When it comes to civilian casualties, I agree to some extent, that a spin can be made either way - at least in certain cases. Take a communication center that is vital for the enemy forces. This communication center is actually the telephone company. Suppose you are a computer systems administrator for QWEST (or whoever the big phone co back East is). You are going about your work, making sure that Joe from from Indiana and Ma and Pa Kettle and all your friends and neighbors can jump on the telephone and share the latest gossip. The pentagon also happens to make use of Qwest's phone lines. An invading army sends a missle aimed straight at your office. Are you an enemy combatant or an innocent civilian?

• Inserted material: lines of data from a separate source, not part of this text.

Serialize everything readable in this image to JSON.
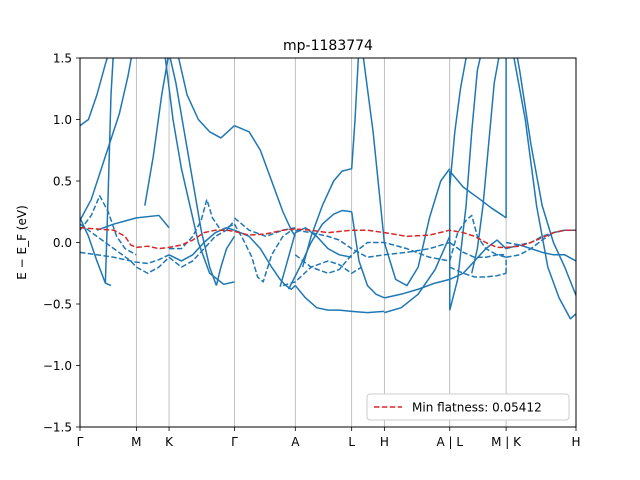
{
  "chart_data": {
    "type": "line",
    "title": "mp-1183774",
    "ylabel": "E − E_F (eV)",
    "ylim": [
      -1.5,
      1.5
    ],
    "xlim": [
      0,
      8.8
    ],
    "yticks": [
      -1.5,
      -1.0,
      -0.5,
      0.0,
      0.5,
      1.0,
      1.5
    ],
    "ytick_labels": [
      "−1.5",
      "−1.0",
      "−0.5",
      "0.0",
      "0.5",
      "1.0",
      "1.5"
    ],
    "kpoints": [
      {
        "label": "Γ",
        "x": 0.0
      },
      {
        "label": "M",
        "x": 1.0
      },
      {
        "label": "K",
        "x": 1.58
      },
      {
        "label": "Γ",
        "x": 2.74
      },
      {
        "label": "A",
        "x": 3.82
      },
      {
        "label": "L",
        "x": 4.82
      },
      {
        "label": "H",
        "x": 5.4
      },
      {
        "label": "A | L",
        "x": 6.56
      },
      {
        "label": "M | K",
        "x": 7.56
      },
      {
        "label": "H",
        "x": 8.8
      }
    ],
    "legend": {
      "label": "Min flatness: 0.05412",
      "location": "lower right"
    },
    "colors": {
      "band": "#1f77b4",
      "flat": "#d62728"
    },
    "series": [
      {
        "style": "solid",
        "x": [
          0,
          0.15,
          0.3,
          0.45,
          0.55
        ],
        "y": [
          0.95,
          1.0,
          1.2,
          1.45,
          1.6
        ]
      },
      {
        "style": "solid",
        "x": [
          0,
          0.2,
          0.45,
          0.7,
          0.85,
          0.95
        ],
        "y": [
          0.18,
          0.35,
          0.7,
          1.05,
          1.35,
          1.6
        ]
      },
      {
        "style": "solid",
        "x": [
          0,
          0.15,
          0.3,
          0.45,
          0.55
        ],
        "y": [
          0.2,
          0.05,
          -0.15,
          -0.33,
          -0.35
        ]
      },
      {
        "style": "solid",
        "x": [
          0.45,
          0.5,
          0.55,
          0.6
        ],
        "y": [
          -0.33,
          0.4,
          1.2,
          1.6
        ]
      },
      {
        "style": "solid",
        "x": [
          0.3,
          0.6,
          1.0,
          1.4,
          1.58
        ],
        "y": [
          0.1,
          0.15,
          0.2,
          0.22,
          0.12
        ]
      },
      {
        "style": "solid",
        "x": [
          1.15,
          1.3,
          1.45,
          1.6,
          1.75,
          1.9,
          2.1,
          2.3,
          2.5,
          2.74
        ],
        "y": [
          0.3,
          0.7,
          1.2,
          1.6,
          1.5,
          1.2,
          1.0,
          0.9,
          0.85,
          0.95
        ]
      },
      {
        "style": "solid",
        "x": [
          1.55,
          1.7,
          1.85,
          2.0,
          2.15,
          2.3,
          2.42
        ],
        "y": [
          1.6,
          1.3,
          0.9,
          0.5,
          0.1,
          -0.2,
          -0.35
        ]
      },
      {
        "style": "solid",
        "x": [
          1.5,
          1.65,
          1.8,
          1.95,
          2.1,
          2.3,
          2.55,
          2.74
        ],
        "y": [
          1.55,
          1.0,
          0.6,
          0.3,
          0.0,
          -0.25,
          -0.34,
          -0.32
        ]
      },
      {
        "style": "solid",
        "x": [
          2.42,
          2.5,
          2.6,
          2.74
        ],
        "y": [
          -0.35,
          -0.2,
          -0.05,
          0.05
        ]
      },
      {
        "style": "solid",
        "x": [
          1.58,
          1.8,
          2.0,
          2.2,
          2.4,
          2.6,
          2.74
        ],
        "y": [
          -0.1,
          -0.15,
          -0.1,
          0.0,
          0.08,
          0.12,
          0.1
        ]
      },
      {
        "style": "solid",
        "x": [
          2.74,
          3.0,
          3.2,
          3.4,
          3.6,
          3.75,
          3.82
        ],
        "y": [
          0.95,
          0.9,
          0.75,
          0.5,
          0.25,
          0.1,
          0.05
        ]
      },
      {
        "style": "solid",
        "x": [
          2.74,
          3.0,
          3.2,
          3.4,
          3.55,
          3.65,
          3.75,
          3.82
        ],
        "y": [
          0.1,
          0.05,
          -0.05,
          -0.2,
          -0.3,
          -0.35,
          -0.38,
          -0.35
        ]
      },
      {
        "style": "solid",
        "x": [
          3.55,
          3.65,
          3.82,
          4.0,
          4.2,
          4.4,
          4.6,
          4.82
        ],
        "y": [
          -0.36,
          -0.2,
          0.08,
          0.12,
          0.05,
          -0.05,
          -0.1,
          -0.12
        ]
      },
      {
        "style": "solid",
        "x": [
          3.7,
          3.9,
          4.1,
          4.3,
          4.5,
          4.65,
          4.82
        ],
        "y": [
          -0.38,
          -0.2,
          0.0,
          0.15,
          0.23,
          0.26,
          0.25
        ]
      },
      {
        "style": "solid",
        "x": [
          3.82,
          4.0,
          4.2,
          4.4,
          4.6,
          4.82,
          5.1,
          5.4
        ],
        "y": [
          -0.35,
          -0.45,
          -0.53,
          -0.55,
          -0.55,
          -0.56,
          -0.57,
          -0.56
        ]
      },
      {
        "style": "solid",
        "x": [
          3.95,
          4.1,
          4.3,
          4.5,
          4.65,
          4.82,
          4.88,
          4.95
        ],
        "y": [
          -0.2,
          0.05,
          0.3,
          0.5,
          0.58,
          0.6,
          1.0,
          1.6
        ]
      },
      {
        "style": "solid",
        "x": [
          4.82,
          4.95,
          5.1,
          5.25,
          5.4
        ],
        "y": [
          0.25,
          -0.15,
          -0.35,
          -0.42,
          -0.45
        ]
      },
      {
        "style": "solid",
        "x": [
          5.4,
          5.7,
          6.0,
          6.3,
          6.56
        ],
        "y": [
          -0.45,
          -0.42,
          -0.38,
          -0.33,
          -0.3
        ]
      },
      {
        "style": "solid",
        "x": [
          5.4,
          5.7,
          6.0,
          6.3,
          6.56
        ],
        "y": [
          -0.57,
          -0.53,
          -0.42,
          -0.22,
          0.05
        ]
      },
      {
        "style": "solid",
        "x": [
          5.0,
          5.2,
          5.4,
          5.6,
          5.8,
          6.0,
          6.2,
          6.4,
          6.56
        ],
        "y": [
          1.6,
          0.9,
          0.0,
          -0.3,
          -0.35,
          -0.2,
          0.2,
          0.5,
          0.6
        ]
      },
      {
        "style": "solid",
        "x": [
          6.56,
          6.8,
          7.1,
          7.3,
          7.5,
          7.56
        ],
        "y": [
          0.58,
          0.45,
          0.35,
          0.28,
          0.22,
          0.2
        ]
      },
      {
        "style": "solid",
        "x": [
          6.56,
          6.65,
          6.75,
          6.85,
          6.95,
          7.05
        ],
        "y": [
          0.45,
          0.9,
          1.25,
          1.5,
          1.6,
          1.5
        ]
      },
      {
        "style": "solid",
        "x": [
          6.56,
          6.7,
          6.85,
          6.95,
          7.05,
          7.15
        ],
        "y": [
          -0.55,
          -0.3,
          0.3,
          0.9,
          1.4,
          1.6
        ]
      },
      {
        "style": "solid",
        "x": [
          6.95,
          7.05,
          7.15,
          7.25,
          7.35,
          7.45,
          7.56
        ],
        "y": [
          -0.25,
          -0.05,
          0.3,
          0.8,
          1.3,
          1.55,
          1.6
        ]
      },
      {
        "style": "solid",
        "x": [
          7.56,
          7.65,
          7.72,
          7.8,
          8.0,
          8.2,
          8.4,
          8.6,
          8.8
        ],
        "y": [
          1.5,
          1.55,
          1.6,
          1.4,
          0.8,
          0.3,
          0.0,
          -0.2,
          -0.43
        ]
      },
      {
        "style": "solid",
        "x": [
          7.56,
          7.7,
          7.9,
          8.1,
          8.3,
          8.5,
          8.7,
          8.8
        ],
        "y": [
          1.6,
          1.5,
          1.0,
          0.3,
          -0.2,
          -0.45,
          -0.62,
          -0.58
        ]
      },
      {
        "style": "solid",
        "x": [
          7.56,
          7.56
        ],
        "y": [
          0.2,
          1.6
        ]
      },
      {
        "style": "solid",
        "x": [
          6.56,
          6.56
        ],
        "y": [
          -0.55,
          0.58
        ]
      },
      {
        "style": "solid",
        "x": [
          7.56,
          7.8,
          8.0,
          8.2,
          8.4,
          8.6,
          8.8
        ],
        "y": [
          -0.05,
          -0.02,
          -0.05,
          -0.08,
          -0.1,
          -0.1,
          -0.15
        ]
      },
      {
        "style": "solid",
        "x": [
          6.56,
          6.8,
          7.0,
          7.2,
          7.4,
          7.56
        ],
        "y": [
          -0.3,
          -0.25,
          -0.15,
          -0.05,
          0.02,
          -0.05
        ]
      },
      {
        "style": "dashed",
        "x": [
          0,
          0.2,
          0.35,
          0.5,
          0.65,
          0.8,
          1.0
        ],
        "y": [
          0.1,
          0.22,
          0.38,
          0.25,
          0.05,
          -0.05,
          -0.1
        ]
      },
      {
        "style": "dashed",
        "x": [
          0,
          0.3,
          0.6,
          0.9,
          1.0,
          1.2,
          1.4,
          1.58
        ],
        "y": [
          -0.08,
          -0.1,
          -0.12,
          -0.15,
          -0.16,
          -0.17,
          -0.14,
          -0.1
        ]
      },
      {
        "style": "dashed",
        "x": [
          0,
          0.3,
          0.6,
          0.9,
          1.0,
          1.2,
          1.4,
          1.58
        ],
        "y": [
          0.15,
          0.05,
          -0.05,
          -0.15,
          -0.2,
          -0.25,
          -0.2,
          -0.12
        ]
      },
      {
        "style": "dashed",
        "x": [
          1.58,
          1.8,
          2.0,
          2.15,
          2.25,
          2.35,
          2.5,
          2.74
        ],
        "y": [
          -0.05,
          -0.05,
          0.05,
          0.18,
          0.35,
          0.2,
          0.1,
          0.15
        ]
      },
      {
        "style": "dashed",
        "x": [
          1.58,
          1.8,
          2.0,
          2.2,
          2.4,
          2.6,
          2.74
        ],
        "y": [
          -0.12,
          -0.2,
          -0.15,
          -0.05,
          0.05,
          0.1,
          0.18
        ]
      },
      {
        "style": "dashed",
        "x": [
          2.74,
          2.9,
          3.05,
          3.15,
          3.25,
          3.4,
          3.6,
          3.82
        ],
        "y": [
          0.15,
          0.02,
          -0.12,
          -0.28,
          -0.32,
          -0.1,
          0.05,
          0.12
        ]
      },
      {
        "style": "dashed",
        "x": [
          2.74,
          3.0,
          3.3,
          3.6,
          3.82
        ],
        "y": [
          0.2,
          0.1,
          0.05,
          0.1,
          0.12
        ]
      },
      {
        "style": "dashed",
        "x": [
          3.82,
          4.1,
          4.4,
          4.6,
          4.82,
          5.1,
          5.4,
          5.8,
          6.2,
          6.56
        ],
        "y": [
          0.1,
          0.08,
          0.05,
          0.02,
          -0.05,
          -0.12,
          -0.1,
          -0.08,
          -0.05,
          0.0
        ]
      },
      {
        "style": "dashed",
        "x": [
          3.82,
          4.1,
          4.4,
          4.6,
          4.82,
          5.1,
          5.4,
          5.8,
          6.2,
          6.56
        ],
        "y": [
          -0.1,
          -0.2,
          -0.25,
          -0.22,
          -0.1,
          0.0,
          0.0,
          -0.05,
          -0.12,
          -0.15
        ]
      },
      {
        "style": "dashed",
        "x": [
          3.6,
          3.82,
          4.1,
          4.4,
          4.6,
          4.82,
          5.0
        ],
        "y": [
          -0.35,
          -0.32,
          -0.2,
          -0.15,
          -0.18,
          -0.25,
          -0.2
        ]
      },
      {
        "style": "dashed",
        "x": [
          6.56,
          6.8,
          7.0,
          7.2,
          7.4,
          7.56
        ],
        "y": [
          -0.2,
          -0.25,
          -0.28,
          -0.28,
          -0.27,
          -0.25
        ]
      },
      {
        "style": "dashed",
        "x": [
          7.56,
          7.56
        ],
        "y": [
          -0.25,
          -0.12
        ]
      },
      {
        "style": "dashed",
        "x": [
          6.56,
          6.8,
          7.0,
          7.2,
          7.4,
          7.56
        ],
        "y": [
          0.0,
          -0.08,
          -0.12,
          -0.12,
          -0.1,
          -0.12
        ]
      },
      {
        "style": "dashed",
        "x": [
          7.56,
          7.8,
          8.0,
          8.2,
          8.4,
          8.6,
          8.8
        ],
        "y": [
          -0.12,
          -0.1,
          -0.05,
          0.02,
          0.08,
          0.1,
          0.1
        ]
      },
      {
        "style": "dashed",
        "x": [
          7.56,
          7.8,
          8.0,
          8.2,
          8.4,
          8.6,
          8.8
        ],
        "y": [
          0.0,
          -0.02,
          0.0,
          0.05,
          0.08,
          0.1,
          0.1
        ]
      },
      {
        "style": "dashed",
        "x": [
          6.56,
          6.7,
          6.85,
          6.95,
          7.05,
          7.2,
          7.4,
          7.56
        ],
        "y": [
          -0.15,
          0.08,
          0.18,
          0.22,
          0.05,
          -0.05,
          -0.1,
          -0.1
        ]
      },
      {
        "style": "flat",
        "x": [
          0,
          0.3,
          0.6,
          0.8,
          0.9,
          1.0,
          1.2,
          1.4,
          1.58,
          1.8,
          2.0,
          2.2,
          2.4,
          2.6,
          2.74,
          3.0,
          3.3,
          3.6,
          3.82,
          4.1,
          4.4,
          4.82,
          5.1,
          5.4,
          5.8,
          6.2,
          6.56,
          6.8,
          7.0,
          7.2,
          7.4,
          7.56,
          7.8,
          8.0,
          8.2,
          8.4,
          8.6,
          8.8
        ],
        "y": [
          0.12,
          0.11,
          0.1,
          0.05,
          -0.02,
          -0.04,
          -0.03,
          -0.05,
          -0.04,
          -0.02,
          0.02,
          0.08,
          0.1,
          0.1,
          0.09,
          0.06,
          0.07,
          0.1,
          0.11,
          0.1,
          0.08,
          0.1,
          0.1,
          0.08,
          0.05,
          0.06,
          0.1,
          0.08,
          0.05,
          0.0,
          -0.04,
          -0.04,
          -0.03,
          0.0,
          0.04,
          0.08,
          0.1,
          0.1
        ]
      }
    ]
  }
}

That's just one example and there are jillions of others.
I am going to share with you all some comments made by a friend of mine who is a veteran of the First Gulf War. I have mentioned this individual before. He didn't have some safe behind the lines job. He was in a tank that led the first wave of assault in that war. In the course of that engagement he saved the lives of the men in another tank crew. I read the letter those men wrote him afterward thanking him for his heroism, and every single man on that crew signed the letter. In other words, my friend is no wussie-boy and he also supported Bush in this past election.
A few nights ago he came over to my house to talk. He hadn't been able to sleep for two days. He told me, "I keep dreaming about a man who is a serial killer. I see him and look into his eyes and I know, and I know that he knows that I know. Everyone else can't see this person for who he is. Then in the dream I look into a mirror and I see the killer's face reflected back at me. I AM the serial killer. The military made me into a serial killer except that I have a conscience and a sense of right and wrong. I killed nine men in the First Gulf War. I wonder what their mothers' faces looked like. I wonder what their names were. I wonder if they left behind children or wives who mourn them. I am a veteran and I can tell you this much: No one wins in a war. No one."
This easy talk of killing some of you like to engage in is easy talk. Nothing more.